Anyone tried this? I reallly really wanna get it.. I've been toldZumba is great for losing weight? Is it worth buying? TIA x


----------



## MummyToAmberx

Ive also been told its great for loosing weight i want it for kinect.


----------



## TTC LADY

I Go to Zumba class at local gym. is there a wii version. We have wii fit so would be interesred in wii for Zumba.


----------



## katiekittykat

I'd be interested in hearing any reviews too x


----------



## Miss_d

ive just bought it for the kinect and i cant get past the signing in bit, its driving me mad, once my OH comes in i will get him to help me with it and i will let you know what its like for the xbox


----------



## ames_x

I've watched a few videos on YouTube and going to buy it from asda tomorrow when it's released  i haven't got the time for the classes and this looks like good fun, can't wait!
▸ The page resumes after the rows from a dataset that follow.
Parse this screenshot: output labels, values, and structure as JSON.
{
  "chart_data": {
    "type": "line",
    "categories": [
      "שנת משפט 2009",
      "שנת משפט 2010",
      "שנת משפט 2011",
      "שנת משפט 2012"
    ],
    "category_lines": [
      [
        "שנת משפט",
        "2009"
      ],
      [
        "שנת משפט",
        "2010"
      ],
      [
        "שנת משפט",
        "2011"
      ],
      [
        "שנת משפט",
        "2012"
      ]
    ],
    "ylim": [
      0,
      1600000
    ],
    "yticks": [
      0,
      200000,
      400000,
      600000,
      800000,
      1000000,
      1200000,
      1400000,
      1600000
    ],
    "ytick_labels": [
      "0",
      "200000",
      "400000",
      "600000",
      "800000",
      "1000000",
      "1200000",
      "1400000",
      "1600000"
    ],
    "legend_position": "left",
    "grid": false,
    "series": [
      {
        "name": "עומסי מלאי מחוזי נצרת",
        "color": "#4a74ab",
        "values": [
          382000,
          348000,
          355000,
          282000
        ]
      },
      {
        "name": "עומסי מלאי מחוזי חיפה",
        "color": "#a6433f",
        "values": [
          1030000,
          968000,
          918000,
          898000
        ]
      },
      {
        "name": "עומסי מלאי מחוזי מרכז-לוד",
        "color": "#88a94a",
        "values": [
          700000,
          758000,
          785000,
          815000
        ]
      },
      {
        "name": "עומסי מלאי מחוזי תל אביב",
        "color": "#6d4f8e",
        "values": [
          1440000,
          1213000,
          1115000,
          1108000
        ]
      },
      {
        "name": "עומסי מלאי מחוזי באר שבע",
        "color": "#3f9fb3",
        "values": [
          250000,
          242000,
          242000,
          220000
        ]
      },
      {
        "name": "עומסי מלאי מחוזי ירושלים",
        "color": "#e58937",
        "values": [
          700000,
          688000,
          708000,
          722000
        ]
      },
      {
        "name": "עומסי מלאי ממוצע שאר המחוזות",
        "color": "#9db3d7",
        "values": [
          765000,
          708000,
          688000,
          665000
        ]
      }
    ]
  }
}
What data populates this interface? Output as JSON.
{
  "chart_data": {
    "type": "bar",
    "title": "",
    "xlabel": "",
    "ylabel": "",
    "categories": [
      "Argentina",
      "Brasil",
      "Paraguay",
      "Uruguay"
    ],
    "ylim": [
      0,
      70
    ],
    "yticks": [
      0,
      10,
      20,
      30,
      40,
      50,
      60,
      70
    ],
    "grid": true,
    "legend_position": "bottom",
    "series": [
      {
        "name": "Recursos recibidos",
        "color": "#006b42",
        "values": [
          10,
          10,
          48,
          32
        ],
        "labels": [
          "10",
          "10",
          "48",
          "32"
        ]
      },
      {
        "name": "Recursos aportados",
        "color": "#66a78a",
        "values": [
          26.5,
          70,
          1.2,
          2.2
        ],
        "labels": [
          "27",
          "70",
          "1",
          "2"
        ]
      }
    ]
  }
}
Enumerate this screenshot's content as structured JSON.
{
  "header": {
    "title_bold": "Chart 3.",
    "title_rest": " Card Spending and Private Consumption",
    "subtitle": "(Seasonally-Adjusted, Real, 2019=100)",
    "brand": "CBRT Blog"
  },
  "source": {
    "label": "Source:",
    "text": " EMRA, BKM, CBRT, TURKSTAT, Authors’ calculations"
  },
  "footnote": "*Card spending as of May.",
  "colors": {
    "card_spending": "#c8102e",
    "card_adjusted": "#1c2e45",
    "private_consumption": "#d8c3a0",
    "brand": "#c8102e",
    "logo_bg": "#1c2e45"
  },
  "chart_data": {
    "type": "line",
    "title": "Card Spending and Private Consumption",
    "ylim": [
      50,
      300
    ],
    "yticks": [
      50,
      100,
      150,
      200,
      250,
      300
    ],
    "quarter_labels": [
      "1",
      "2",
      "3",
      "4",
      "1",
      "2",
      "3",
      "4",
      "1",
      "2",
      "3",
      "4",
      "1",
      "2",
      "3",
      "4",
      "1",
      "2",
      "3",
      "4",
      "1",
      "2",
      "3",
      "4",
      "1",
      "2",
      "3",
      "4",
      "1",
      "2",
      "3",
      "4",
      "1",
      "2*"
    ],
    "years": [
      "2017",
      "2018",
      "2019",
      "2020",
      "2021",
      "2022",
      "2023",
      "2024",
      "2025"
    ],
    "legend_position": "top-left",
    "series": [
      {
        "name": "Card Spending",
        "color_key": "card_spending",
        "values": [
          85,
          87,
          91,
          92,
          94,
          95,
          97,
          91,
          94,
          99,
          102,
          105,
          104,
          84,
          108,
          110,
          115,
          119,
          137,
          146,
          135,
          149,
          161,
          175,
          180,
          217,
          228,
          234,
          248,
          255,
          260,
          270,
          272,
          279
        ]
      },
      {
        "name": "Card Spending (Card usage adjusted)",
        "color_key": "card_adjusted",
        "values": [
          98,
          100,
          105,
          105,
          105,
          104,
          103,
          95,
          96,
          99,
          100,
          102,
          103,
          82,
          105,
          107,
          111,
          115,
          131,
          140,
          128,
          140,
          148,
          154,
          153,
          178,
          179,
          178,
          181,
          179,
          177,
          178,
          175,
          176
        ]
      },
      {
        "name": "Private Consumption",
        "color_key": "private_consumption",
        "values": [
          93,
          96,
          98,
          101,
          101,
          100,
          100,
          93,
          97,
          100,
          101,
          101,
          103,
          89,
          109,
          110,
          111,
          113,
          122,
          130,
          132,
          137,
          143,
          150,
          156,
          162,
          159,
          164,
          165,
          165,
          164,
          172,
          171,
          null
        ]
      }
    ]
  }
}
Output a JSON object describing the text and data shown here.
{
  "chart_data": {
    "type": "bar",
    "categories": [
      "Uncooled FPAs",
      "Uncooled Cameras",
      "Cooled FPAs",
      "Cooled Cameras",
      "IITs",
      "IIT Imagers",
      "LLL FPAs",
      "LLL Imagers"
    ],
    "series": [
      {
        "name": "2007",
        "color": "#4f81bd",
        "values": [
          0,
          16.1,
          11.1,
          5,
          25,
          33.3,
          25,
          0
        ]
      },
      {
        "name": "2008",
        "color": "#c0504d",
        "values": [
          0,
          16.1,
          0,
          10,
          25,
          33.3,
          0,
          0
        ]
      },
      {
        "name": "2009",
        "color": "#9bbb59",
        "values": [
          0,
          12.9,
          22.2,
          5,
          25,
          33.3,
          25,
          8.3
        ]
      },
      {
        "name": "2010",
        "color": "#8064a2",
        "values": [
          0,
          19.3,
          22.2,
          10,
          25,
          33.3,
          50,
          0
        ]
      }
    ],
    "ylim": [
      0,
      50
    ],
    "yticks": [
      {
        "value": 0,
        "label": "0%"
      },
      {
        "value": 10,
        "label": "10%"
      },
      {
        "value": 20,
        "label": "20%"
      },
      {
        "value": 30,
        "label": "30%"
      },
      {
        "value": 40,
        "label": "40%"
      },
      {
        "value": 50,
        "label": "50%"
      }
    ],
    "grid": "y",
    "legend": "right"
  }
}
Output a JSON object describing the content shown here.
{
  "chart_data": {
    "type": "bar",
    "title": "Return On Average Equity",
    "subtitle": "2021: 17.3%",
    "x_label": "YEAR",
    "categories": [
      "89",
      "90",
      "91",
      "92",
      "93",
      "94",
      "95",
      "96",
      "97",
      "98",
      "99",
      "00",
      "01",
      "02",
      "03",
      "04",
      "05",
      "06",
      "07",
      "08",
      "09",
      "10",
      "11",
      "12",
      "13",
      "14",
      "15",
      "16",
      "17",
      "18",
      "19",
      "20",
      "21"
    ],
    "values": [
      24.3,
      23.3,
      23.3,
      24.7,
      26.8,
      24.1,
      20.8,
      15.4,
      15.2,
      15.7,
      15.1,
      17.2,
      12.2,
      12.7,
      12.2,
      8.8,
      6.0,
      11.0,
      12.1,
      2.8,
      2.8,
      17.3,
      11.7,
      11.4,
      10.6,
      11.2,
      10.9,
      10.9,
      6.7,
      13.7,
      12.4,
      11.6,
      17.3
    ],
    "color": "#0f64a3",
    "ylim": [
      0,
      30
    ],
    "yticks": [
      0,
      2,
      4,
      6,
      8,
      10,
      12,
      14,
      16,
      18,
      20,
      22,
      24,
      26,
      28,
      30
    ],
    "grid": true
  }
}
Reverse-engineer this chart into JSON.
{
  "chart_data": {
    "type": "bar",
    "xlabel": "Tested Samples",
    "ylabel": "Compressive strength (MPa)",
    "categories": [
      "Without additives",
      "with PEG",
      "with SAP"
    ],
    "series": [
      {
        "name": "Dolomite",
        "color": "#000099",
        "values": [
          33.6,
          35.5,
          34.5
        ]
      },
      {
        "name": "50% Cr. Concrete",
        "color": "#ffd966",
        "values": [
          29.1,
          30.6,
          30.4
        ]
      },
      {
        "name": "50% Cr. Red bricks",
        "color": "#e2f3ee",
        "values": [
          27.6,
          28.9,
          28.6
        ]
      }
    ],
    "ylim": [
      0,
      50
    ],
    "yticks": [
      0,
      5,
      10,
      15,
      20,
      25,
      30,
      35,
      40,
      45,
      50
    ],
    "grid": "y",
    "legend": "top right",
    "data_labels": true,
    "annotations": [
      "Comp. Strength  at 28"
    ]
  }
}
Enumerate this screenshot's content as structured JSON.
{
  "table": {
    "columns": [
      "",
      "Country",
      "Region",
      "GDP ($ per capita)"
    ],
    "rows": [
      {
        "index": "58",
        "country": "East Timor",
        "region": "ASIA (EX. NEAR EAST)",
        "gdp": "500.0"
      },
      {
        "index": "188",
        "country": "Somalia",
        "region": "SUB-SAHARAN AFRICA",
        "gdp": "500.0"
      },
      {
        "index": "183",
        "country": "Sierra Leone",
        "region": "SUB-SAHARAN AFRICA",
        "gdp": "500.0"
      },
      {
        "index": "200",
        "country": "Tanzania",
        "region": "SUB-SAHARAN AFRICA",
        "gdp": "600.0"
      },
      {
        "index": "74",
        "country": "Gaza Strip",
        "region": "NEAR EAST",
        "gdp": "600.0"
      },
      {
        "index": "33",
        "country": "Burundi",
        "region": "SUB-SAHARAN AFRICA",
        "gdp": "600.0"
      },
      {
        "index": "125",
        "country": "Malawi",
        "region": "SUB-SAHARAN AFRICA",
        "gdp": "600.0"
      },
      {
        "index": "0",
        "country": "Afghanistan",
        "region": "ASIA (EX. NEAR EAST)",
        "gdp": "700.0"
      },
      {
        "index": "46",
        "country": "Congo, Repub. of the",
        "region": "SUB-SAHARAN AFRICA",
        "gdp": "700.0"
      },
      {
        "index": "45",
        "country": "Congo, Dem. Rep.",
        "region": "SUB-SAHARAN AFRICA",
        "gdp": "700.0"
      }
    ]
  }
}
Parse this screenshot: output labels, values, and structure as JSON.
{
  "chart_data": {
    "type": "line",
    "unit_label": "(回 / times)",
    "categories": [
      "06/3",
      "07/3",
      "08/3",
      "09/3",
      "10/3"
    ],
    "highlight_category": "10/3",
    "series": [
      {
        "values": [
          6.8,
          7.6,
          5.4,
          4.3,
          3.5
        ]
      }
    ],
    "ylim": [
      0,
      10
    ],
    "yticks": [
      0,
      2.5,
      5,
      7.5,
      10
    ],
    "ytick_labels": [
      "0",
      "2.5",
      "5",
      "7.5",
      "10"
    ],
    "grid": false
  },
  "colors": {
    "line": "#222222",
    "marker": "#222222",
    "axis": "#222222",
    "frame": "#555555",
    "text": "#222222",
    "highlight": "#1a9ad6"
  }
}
Plus haven't used my wii i'n months ha..


----------



## ames_x

I read the date wrong it's released next month :blush: but I've pre ordered from asda for £29.31 &#57358;


----------



## Laura--x

Really ?? Ive wanted to go to zumba classes for ages but have no-one to go with and dont want to go on my own :( lol definately gotta get that when its released ! xx


----------



## africaqueen

What is Zumba? lol. I have heard it mentioned quiet a lot the past few wks . I have a wii and do the wii fit and just dance xxx


----------



## Louise23

I alsodo wii fit and just dance.. also do a treadmill but my mate goes tozumba classes and lost loads.. so was wondering if it would be the same on wii? can order it from my catalogue for delievery 28th jan.. think ill order it .. worth a go :haha: plus it miiiight be fun!


----------